“He always seems to arrive at the wrong places at the wrong times with the wrong people, outside the walls of the city when the feast is over, with a few crying women.” — Nouwen
This is my favorite line from Henri Nouwen’s Wounded Healer. It is a book about ministry in our brokenness. How our wounds – what might be our humiliation – become sources of healing. Places we connect with others and experience the transformation of the Messiah! These moments lack flash. Away from the spotlight. Like John Mark McMillian sings, “Hope grows between the cracks in the asphalt.” The flower of God’s grace springs up in the most unlikely of places. (This album, The Medicine, may be my favorite worship set.)
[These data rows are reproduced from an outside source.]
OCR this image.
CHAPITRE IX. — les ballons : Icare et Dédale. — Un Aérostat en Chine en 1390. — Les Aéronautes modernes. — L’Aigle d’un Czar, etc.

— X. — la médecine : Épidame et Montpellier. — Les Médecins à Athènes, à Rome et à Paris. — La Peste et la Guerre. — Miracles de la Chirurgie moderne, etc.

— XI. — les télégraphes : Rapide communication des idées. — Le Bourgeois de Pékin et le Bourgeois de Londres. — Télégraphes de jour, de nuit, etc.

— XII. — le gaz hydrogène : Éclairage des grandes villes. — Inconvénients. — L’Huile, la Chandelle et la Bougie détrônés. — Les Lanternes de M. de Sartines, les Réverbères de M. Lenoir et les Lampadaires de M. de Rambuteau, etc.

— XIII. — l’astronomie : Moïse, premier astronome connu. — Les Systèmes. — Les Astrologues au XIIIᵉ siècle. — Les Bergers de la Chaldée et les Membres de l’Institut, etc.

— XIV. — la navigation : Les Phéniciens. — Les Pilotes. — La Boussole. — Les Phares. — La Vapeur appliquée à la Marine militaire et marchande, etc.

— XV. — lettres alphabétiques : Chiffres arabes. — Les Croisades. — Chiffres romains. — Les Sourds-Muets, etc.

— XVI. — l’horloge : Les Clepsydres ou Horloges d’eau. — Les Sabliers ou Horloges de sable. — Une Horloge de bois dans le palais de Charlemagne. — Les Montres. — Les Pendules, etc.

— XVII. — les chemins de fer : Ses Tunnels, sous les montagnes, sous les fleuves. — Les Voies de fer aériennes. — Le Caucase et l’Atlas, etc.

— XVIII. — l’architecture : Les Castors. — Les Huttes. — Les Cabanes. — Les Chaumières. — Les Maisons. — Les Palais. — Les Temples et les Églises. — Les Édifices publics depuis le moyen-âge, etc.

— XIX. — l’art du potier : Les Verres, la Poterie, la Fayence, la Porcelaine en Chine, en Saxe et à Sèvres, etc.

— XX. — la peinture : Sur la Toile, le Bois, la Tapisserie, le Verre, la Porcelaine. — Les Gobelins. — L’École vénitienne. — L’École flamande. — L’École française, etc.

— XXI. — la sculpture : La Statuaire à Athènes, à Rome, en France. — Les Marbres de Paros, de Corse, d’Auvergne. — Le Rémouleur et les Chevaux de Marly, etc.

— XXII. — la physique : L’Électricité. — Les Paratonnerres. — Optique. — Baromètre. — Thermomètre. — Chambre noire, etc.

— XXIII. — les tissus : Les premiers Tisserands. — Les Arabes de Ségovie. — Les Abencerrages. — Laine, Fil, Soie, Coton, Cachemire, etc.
Owen and I read the book together. He has an updated version. A good decision, written in the 70s, it uses terms like “nuclear man”. Clear to me, who grew up nervous about ballistic missiles and fallout, but less clear to Owen. The editor changed the term to a more inclusive term “modern human”. And throughout made the book gender inclusive. Something I strongly support (and Nouwen, though he has passed, would also).
Yet the editor didn’t always understand Nouwen’s point. “A few crying women” sounds sexist. So the editor took it out entirely. But “a few crying women” is actually a reference to the great bravery of women. Maybe the gender’s greatest moment. For the women went to the cross. The women were there to cry. And in the brokenness they were the ones who went to the tomb and found it empty. Outside the city walls. After the feast. Fearful and afraid. Brokenness leads to Resurrection.
This is our ministry. Away from the limelight. Without fanfare. Among the broken. This can be discouraging, if, like me, you want to measure success. To amass praise. But it is outside the walls of fame and power we join Jesus. There he wipes our tears. And there we discover the life giving power of God’s grace.

Today we begin our daily Resolve readings in Revelation and this Sunday we look at three big themes of the book. I shared the above story for its truth, but also as a spring board. Too many read Revelation and miss the point. They search for times and dates, which is flashy and exciting (even though Jesus said we wouldn’t know, no one wants to be left behind!). But the point isn’t a future map, instead it reveals Jesus! This Sunday we land in chapter 5 and find the lion is a lamb.